His interviews can be found here:
Part 1: Armed Opposition
Part 2: The Protest Movement
Part 3: Syrian Sectarianism
Part 4: Daily Life in Syria
Part 5: Rosen's predictions
And here is his website, full of his previous reporting from Syria and elsewhere in the Middle East
Some excerpts from each section follow below:
On the Armed Opposition
- The FSA is a name endorsed and signed on to by diverse armed opposition actors throughout the country, who each operate in a similar manner and towards a similar goal, but each with local leadership. Local armed groups have only limited communication with those in neighbouring towns or provinces - and, moreover, they were operating long before the summer.
- While fighters are often portrayed in the media as defectors from the Syrian military, the majority are civilians who have taken up arms. The opposition believes it will have more legitimacy if fighters are dubbed "defectors", and described collectively as the Free Syrian Army.
- In my encounters with armed opposition groups throughout Syria, I was reminded of Hamas in Palestine, Hezbollah in south Lebanon, Iraqi Sunni and Shia insurgents and resistance groups as well as the Taliban in Afghan villages - not in the religious sense, but in how they were an organic part of the community.
- The armed phenomenon began in rural areas, known in Arabic as the reef, and in the working class urban shaabiareas. Men there were more likely to own guns and were known as qabaday - "tough" men more likely to have the courage (and potential for violence) that one needs to respond violently to security forces.
- From an early stage of the uprising, suspected informants for the regime have been intimidated, expelled and often killed.
- The armed groups generally operate secretly and in small groups, conducting ambushes on targets of opportunity using light arms and, increasingly, improvised explosive devices. For the past few months, insurgents have been using improvised explosive devices such as those found in Iraq, Afghanistan or southern Lebanon. Unlike in Iraq, however, the explosives used in these IEDs are fertiliser-based. These have been used in Idlib, Hama and Homs. In addition, rocket-propelled grenades - such as LAW anti-tank shells - have also more recently been used as shoulder-fired anti-armour missiles. The fighters have access to some sniper rifles as well.
- The Syrian insurgency is not well-armed or well-funded. Fighters purchase their weapons locally on the black market, from arms dealers and smugglers who are profiting from the violence in Syria. I have been with insurgents purchasing weapons and seen how they arrange to do so via smugglers from Iraq, Lebanon and Turkey.
- Many fund their arms purchases by turning to their savings or selling what valuables they have, or the products of their shops or farms. Others borrow money from friends. Much of the financing comes from Syrian businessmen inside or outside the country. Some Syrian opposition activists and politicians in exile are sending money to people inside. In addition, diaspora Syrians tied to Islamist movements, such as the Muslim Brotherhood, or to conservative clerics in the Gulf, also send money to certain groups.
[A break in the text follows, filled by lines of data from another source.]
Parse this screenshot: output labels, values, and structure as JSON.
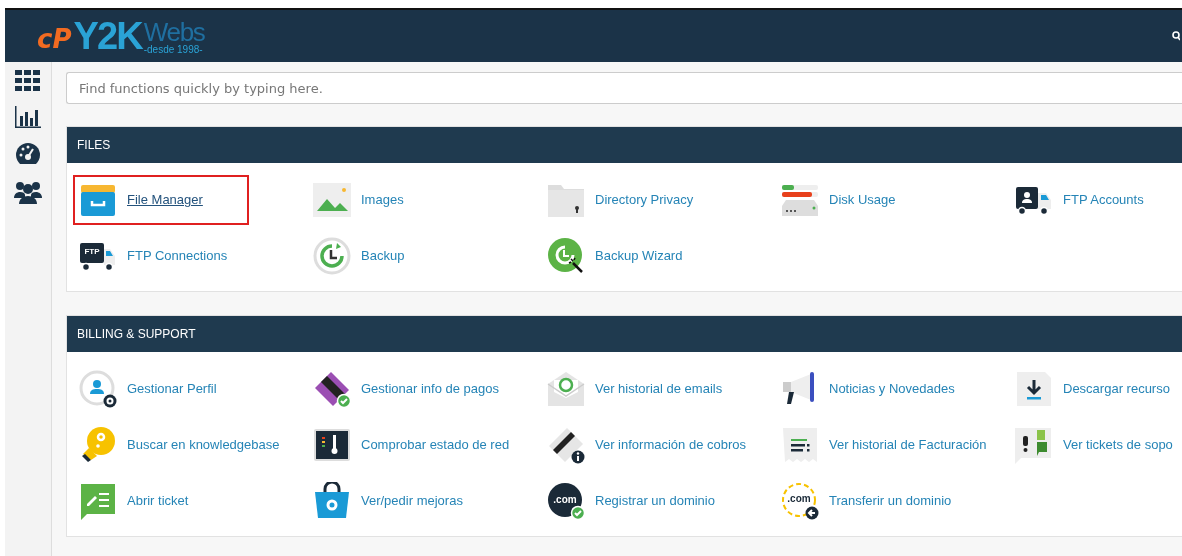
{
  "logo": {
    "mark": "cP",
    "name": "Y2K",
    "suffix": "Webs",
    "tagline": "-desde 1998-"
  },
  "search": {
    "placeholder": "Find functions quickly by typing here."
  },
  "sections": [
    {
      "title": "FILES",
      "items": [
        {
          "label": "File Manager",
          "highlighted": true
        },
        {
          "label": "Images",
          "highlighted": false
        },
        {
          "label": "Directory Privacy",
          "highlighted": false
        },
        {
          "label": "Disk Usage",
          "highlighted": false
        },
        {
          "label": "FTP Accounts",
          "highlighted": false
        },
        {
          "label": "FTP Connections",
          "highlighted": false,
          "badge": "FTP"
        },
        {
          "label": "Backup",
          "highlighted": false
        },
        {
          "label": "Backup Wizard",
          "highlighted": false
        }
      ]
    },
    {
      "title": "BILLING & SUPPORT",
      "items": [
        {
          "label": "Gestionar Perfil",
          "highlighted": false
        },
        {
          "label": "Gestionar info de pagos",
          "highlighted": false
        },
        {
          "label": "Ver historial de emails",
          "highlighted": false
        },
        {
          "label": "Noticias y Novedades",
          "highlighted": false
        },
        {
          "label": "Descargar recurso",
          "highlighted": false
        },
        {
          "label": "Buscar en knowledgebase",
          "highlighted": false
        },
        {
          "label": "Comprobar estado de red",
          "highlighted": false
        },
        {
          "label": "Ver información de cobros",
          "highlighted": false
        },
        {
          "label": "Ver historial de Facturación",
          "highlighted": false
        },
        {
          "label": "Ver tickets de sopo",
          "highlighted": false
        },
        {
          "label": "Abrir ticket",
          "highlighted": false
        },
        {
          "label": "Ver/pedir mejoras",
          "highlighted": false
        },
        {
          "label": "Registrar un dominio",
          "highlighted": false,
          "badge": ".com"
        },
        {
          "label": "Transferir un dominio",
          "highlighted": false,
          "badge": ".com"
        }
      ]
    }
  ]
}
- The debate over whether or not it is peaceful is not based on empirical research but on propaganda from both sides. The pro-regime media wants to portray the revolutionaries as nothing more than armed criminals and terrorist gangs. In response, opposition supporters have, until recently, denied all violence - fetishising the notion of a peaceful revolution - which has hurt not only their credibility, but the credibility of foreign media which often uncritically report their accounts.
- Every day the opposition gives a death toll, usually without any explanation of the cause of the deaths. Many of those reported killed are in fact dead opposition fighters, but the cause of their death is hidden and they are described in reports as innocent civilians killed by security forces, as if they were all merely protesting or sitting in their homes. Of course, those deaths still happen regularly as well. And, every day, members of the Syrian army, security agencies and the vague paramilitary and militia phenomenon known as shabiha ["thugs"] are also killed by anti-regime fighters.
- A the fighters I met - in the provinces of Homs, Idlib, Hama, Deraa and the Damascus suburbs - were Sunni Muslims, and most were pious.
- They fight for a multitude of reasons: for their friends, for their neighbourhoods, for their villages, for their province, for revenge, for self-defence, for dignity, for their brethren in other parts of the country who are also fighting. They do not read religious literature or listen to sermons. Their views on Islam are consistent with the general attitudes of Syrian Sunni society, which is conservative and religious.